Período de vulnerabilidade e retomada
Durante a primeira década dos anos 2000, enfrentou um período de grande vulnerabilidade social, vivendo nas ruas do bairro da Lapa, no Rio de Janeiro. Nesse período, enfrentou problemas relacionados ao alcoolismo e ao uso de drogas.
Mesmo nessa condição, foi contemplado em 2010 com o prêmio “Iê, Viva Meu Mestre”, concedido pelo IPHAN, em reconhecimento à sua contribuição à capoeira. No entanto, optou por não receber o prêmio naquele momento.
Apesar das dificuldades, manteve vínculos com a capoeira e foi convidado a participar dos aniversários de 35 e 40 anos da Roda Livre de Caxias.
Posteriormente, com apoio do Mestre Cobra Mansa, passou a residir no Kilombo Tenondé, na Bahia, onde conseguiu se recuperar e restabelecer sua saúde, além de obter apoio por meio de programas sociais do governo federal.
Retorno a Ouro Preto e reconhecimento
Com o reencontro com antigos alunos, especialmente Mestre Damião, retornou a Ouro Preto em 2017, reencontrando a comunidade e reconhecendo os frutos de seu trabalho.
Em 2019, voltou definitivamente à cidade, onde reside atualmente, participando de rodas, eventos e atividades culturais.
Como reconhecimento por sua contribuição histórica, recebeu o título de Cidadão Honorário de Ouro Preto, concedido pelo poder público local.
Legado
Mestre Paulo Brasa é reconhecido como um dos pioneiros da Capoeira Angola em Minas Gerais, especialmente nas cidades de Ouro Preto e Mariana.

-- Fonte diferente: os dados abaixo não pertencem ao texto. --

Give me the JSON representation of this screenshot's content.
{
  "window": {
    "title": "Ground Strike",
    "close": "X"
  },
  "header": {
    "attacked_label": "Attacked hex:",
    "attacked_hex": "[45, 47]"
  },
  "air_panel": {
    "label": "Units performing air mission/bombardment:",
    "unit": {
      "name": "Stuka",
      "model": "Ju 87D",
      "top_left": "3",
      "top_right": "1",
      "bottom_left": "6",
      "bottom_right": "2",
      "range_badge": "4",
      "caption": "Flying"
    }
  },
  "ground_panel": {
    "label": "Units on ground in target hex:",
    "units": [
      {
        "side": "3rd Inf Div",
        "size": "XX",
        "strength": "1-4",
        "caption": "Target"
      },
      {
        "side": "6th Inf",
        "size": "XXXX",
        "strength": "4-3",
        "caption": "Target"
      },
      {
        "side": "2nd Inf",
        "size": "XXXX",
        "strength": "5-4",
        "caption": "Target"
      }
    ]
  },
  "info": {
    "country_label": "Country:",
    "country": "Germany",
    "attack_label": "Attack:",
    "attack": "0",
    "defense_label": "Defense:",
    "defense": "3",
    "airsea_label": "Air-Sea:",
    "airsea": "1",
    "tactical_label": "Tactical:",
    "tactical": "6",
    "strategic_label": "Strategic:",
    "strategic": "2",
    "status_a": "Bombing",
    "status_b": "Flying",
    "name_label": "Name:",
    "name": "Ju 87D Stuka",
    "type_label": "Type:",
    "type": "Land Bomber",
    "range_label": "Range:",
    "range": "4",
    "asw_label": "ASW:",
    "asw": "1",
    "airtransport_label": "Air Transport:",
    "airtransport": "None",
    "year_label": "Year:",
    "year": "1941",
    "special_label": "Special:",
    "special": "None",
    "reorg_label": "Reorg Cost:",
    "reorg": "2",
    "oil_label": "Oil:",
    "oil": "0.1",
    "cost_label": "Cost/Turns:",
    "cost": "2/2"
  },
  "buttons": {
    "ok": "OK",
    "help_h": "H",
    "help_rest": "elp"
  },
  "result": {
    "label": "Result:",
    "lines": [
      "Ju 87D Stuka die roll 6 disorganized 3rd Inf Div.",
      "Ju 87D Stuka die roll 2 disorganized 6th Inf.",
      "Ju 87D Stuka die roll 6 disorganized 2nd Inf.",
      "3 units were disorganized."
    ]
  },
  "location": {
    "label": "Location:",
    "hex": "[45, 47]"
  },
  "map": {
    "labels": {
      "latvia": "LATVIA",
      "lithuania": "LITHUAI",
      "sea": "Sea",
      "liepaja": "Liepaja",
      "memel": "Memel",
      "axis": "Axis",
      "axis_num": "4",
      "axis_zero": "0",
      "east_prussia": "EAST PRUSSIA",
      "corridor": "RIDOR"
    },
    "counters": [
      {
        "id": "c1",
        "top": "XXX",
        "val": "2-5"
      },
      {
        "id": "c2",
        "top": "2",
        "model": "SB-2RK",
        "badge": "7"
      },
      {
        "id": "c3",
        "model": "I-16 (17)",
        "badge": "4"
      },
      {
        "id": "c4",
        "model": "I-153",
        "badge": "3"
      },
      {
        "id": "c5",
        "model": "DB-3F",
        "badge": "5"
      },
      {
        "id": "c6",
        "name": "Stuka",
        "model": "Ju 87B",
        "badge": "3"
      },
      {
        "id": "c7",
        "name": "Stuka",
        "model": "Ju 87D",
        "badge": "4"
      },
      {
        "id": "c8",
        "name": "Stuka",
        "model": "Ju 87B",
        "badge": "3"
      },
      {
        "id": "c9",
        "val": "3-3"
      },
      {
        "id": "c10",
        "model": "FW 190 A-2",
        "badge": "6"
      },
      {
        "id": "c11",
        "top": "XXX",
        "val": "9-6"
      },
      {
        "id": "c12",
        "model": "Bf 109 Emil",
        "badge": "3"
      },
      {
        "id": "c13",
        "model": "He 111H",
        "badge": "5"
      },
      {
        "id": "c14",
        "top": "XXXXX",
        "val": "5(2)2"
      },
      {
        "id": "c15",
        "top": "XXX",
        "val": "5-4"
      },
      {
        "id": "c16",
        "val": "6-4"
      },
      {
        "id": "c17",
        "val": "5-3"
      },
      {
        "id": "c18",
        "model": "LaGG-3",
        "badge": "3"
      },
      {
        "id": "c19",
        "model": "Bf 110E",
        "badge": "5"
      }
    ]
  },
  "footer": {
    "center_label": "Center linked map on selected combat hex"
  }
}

Seu legado permanece vivo por meio de seus alunos, das rodas que ajudou a fundar e da contribuição decisiva para o fortalecimento da capoeira e da consciência cultural afro-brasileira no país.
Sua trajetória é símbolo de resistência, transmissão de saberes e compromisso com a preservação da Capoeira Angola.